В этих упражнениях слышны отзвуки и ее собственных перформансов («Золото, найденное художниками», «Ночной переход», «Дом с видом на океан»), и впечатлений от жизни с аборигенами в Австралии, и множества других творческих и духовных практик, которые Абрамович проходила: випассана в Индии, один миллион сто одиннадцать тысяч сто одиннадцать повторов одной и той же мантры в монастыре Тушита в Гималайях. И, конечно, суровой материнской дисциплины и воспитания родителями-партизанами.
Главной целью своих тренингов Марина считала подготовку тела и разума к переходу в то особенное состояние, которого требуют искусство выносливости и перформанс. Эта работа постепенно вела Марину к перформансу «В присутствии художника» и к созданию метода Абрамович.
Присутствие
В списке двадцать пять лучших перформансов, опубликованным Complex Network в 2013 году, журналистка Дейл Айзингер отвела Марине Абрамович девятое место за «Ритм 0» и «В присутствии художника» и отметила, что эти два перформанса — своего рода диалог, отражающий траекторию развития главной «навязчивой идеи» (допустим, это приемлемый синоним «творческих поисков») Абрамович: взаимоотношений между художником и публикой. Если в «Ритме 0» Абрамович исполняла роль объекта, отданного во власть публики, то «В присутствии художника» — потрясающий в своей мощности и убедительности statement о безграничных возможностях искусства и художника как его медиума.
Айзингер пишет, что перформанс «В присутствии художника» в каком‑то смысле превратил Абрамович в поп-звезду — идеальное описание того, что произошло с Абрамович за те 92 дня в музее MoMA.
Сегодня удивительно пересматривать кадры из фильма «В присутствии художника», где Марина рассказывает, как переживала, что новая работа может показаться публике слишком пресной в сравнении с прошлыми.
Говорят, что это случается с каждым. кто приезжает на тренинг, — рано или поздно случается срыв, переломный момент, после которого идешь вверх, и боль отпускает. Я не могла спать всю ночь, смотрела в окно, пытаясь понять, темно там, или уже светает, и я снова буду стоять перед Ненавистным прудом. Я так устала бояться, что, когда созвали на утреннюю встречу, я разделась и зашла в воду первой. Кожей было больно, миллионы иголок. Страх ушел. Зачем я заставляла себя не дышать? Завернувшись в полотенца, мы пошли на утес делать утренние упражнения. Мне хорошо дышалось, черт возьми.

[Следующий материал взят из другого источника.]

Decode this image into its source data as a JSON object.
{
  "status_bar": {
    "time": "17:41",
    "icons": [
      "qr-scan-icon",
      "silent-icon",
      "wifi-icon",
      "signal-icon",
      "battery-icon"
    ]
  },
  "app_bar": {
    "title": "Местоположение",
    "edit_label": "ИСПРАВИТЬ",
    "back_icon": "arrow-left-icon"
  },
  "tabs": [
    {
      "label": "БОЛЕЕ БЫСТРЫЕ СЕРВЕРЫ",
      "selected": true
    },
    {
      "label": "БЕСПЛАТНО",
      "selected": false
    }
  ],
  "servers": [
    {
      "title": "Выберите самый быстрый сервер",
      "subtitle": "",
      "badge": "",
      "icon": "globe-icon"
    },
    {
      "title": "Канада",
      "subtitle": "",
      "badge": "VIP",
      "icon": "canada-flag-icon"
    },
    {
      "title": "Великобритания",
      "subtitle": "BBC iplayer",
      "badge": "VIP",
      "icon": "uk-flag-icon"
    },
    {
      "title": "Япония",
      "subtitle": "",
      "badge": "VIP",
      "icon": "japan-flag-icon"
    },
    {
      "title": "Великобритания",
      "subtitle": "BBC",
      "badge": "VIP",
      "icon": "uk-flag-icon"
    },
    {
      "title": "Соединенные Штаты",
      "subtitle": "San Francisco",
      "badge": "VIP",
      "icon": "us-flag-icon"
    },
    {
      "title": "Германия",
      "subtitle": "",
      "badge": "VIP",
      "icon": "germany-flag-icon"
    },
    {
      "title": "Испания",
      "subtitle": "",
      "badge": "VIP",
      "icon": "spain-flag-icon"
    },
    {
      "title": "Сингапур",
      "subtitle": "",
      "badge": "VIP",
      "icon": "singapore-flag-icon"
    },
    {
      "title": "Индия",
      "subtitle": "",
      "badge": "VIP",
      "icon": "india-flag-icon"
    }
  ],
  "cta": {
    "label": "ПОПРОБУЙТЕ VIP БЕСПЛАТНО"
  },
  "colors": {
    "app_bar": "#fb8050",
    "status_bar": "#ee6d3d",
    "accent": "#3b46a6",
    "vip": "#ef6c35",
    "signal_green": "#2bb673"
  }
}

«В присутствии художника» — возможно, первый перформанс, который смог заговорить со зрителями на универсальном и понятном каждому светском языке вместо языка профессионального искусства. Перформанс, превратившейся в миф о перформансе, не в последнюю очередь благодаря сцене примирительной встречи Марины с Улаем после долгих лет взаимного молчания. Может быть, именно отзвуки этой встречи с ее пронзительной, несмотря на предварительную домашнюю репетицию, честностью — удивление Марины, осторожная улыбка, слезы и исчезнувший, пусть на доли секунды, тот самый взгляд Марины Абрамович — заставили весь мир поверить, что люди, выходившие из MoMA в слезах, в потрясении, признававшиеся в том, что мимолетная встреча и взгляд Абрамович заставили их измениться, не преувеличивали, а говорили правду.
Перформанс — это не о тебе, это о том, кем ты можешь стать.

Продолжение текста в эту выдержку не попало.